TendoLiu commented 4 years ago

Any follow-up?

eksyang commented 4 years ago

sorry, at the moment, I do not have linux machine to debug into it. But after relook into the issue, it appears that the sequence chr20 in the provided fasta file has length 63025520, however, there seems to be a gene in the gtf in the range of 63686370 - 63688050 in "chr20". The only issue I can think of is that the gtf file you used ($anno = gencode.v31.chr_patch_hapl_scaff.annotation.gtf.gz) and the reference fasta file ($hg19_UCSC = ucsc.hg19.fasta) are not compatible with each other. possible to confirm that ?

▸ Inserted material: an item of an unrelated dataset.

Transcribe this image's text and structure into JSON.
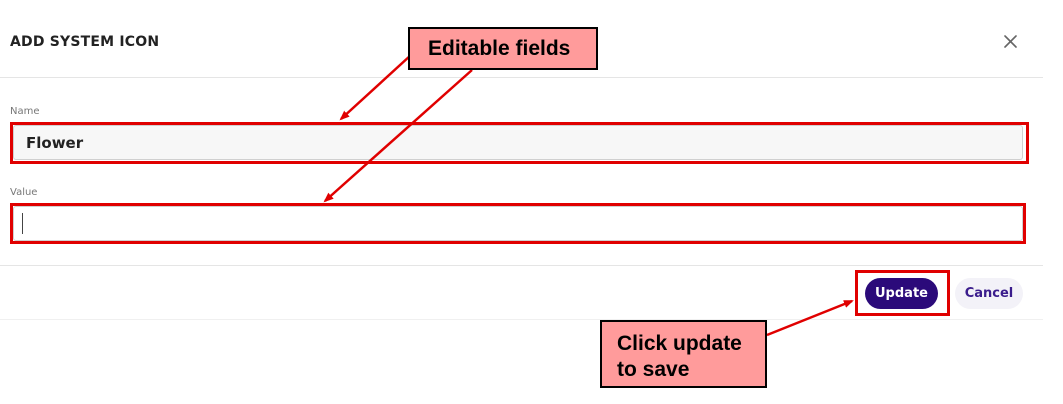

eksyang commented 4 years ago

hi TendoLiu, a colleague offerred to help after holidays. In order to debug into this, could you share or point to the link to obtain the two files gencode.v31.chr_patch_hapl_scaff.annotation.gtf.gz and ucsc.hg19.fasta (if you cannot yet confirm the annotation and the fasta file do not match). Sorry for the delay.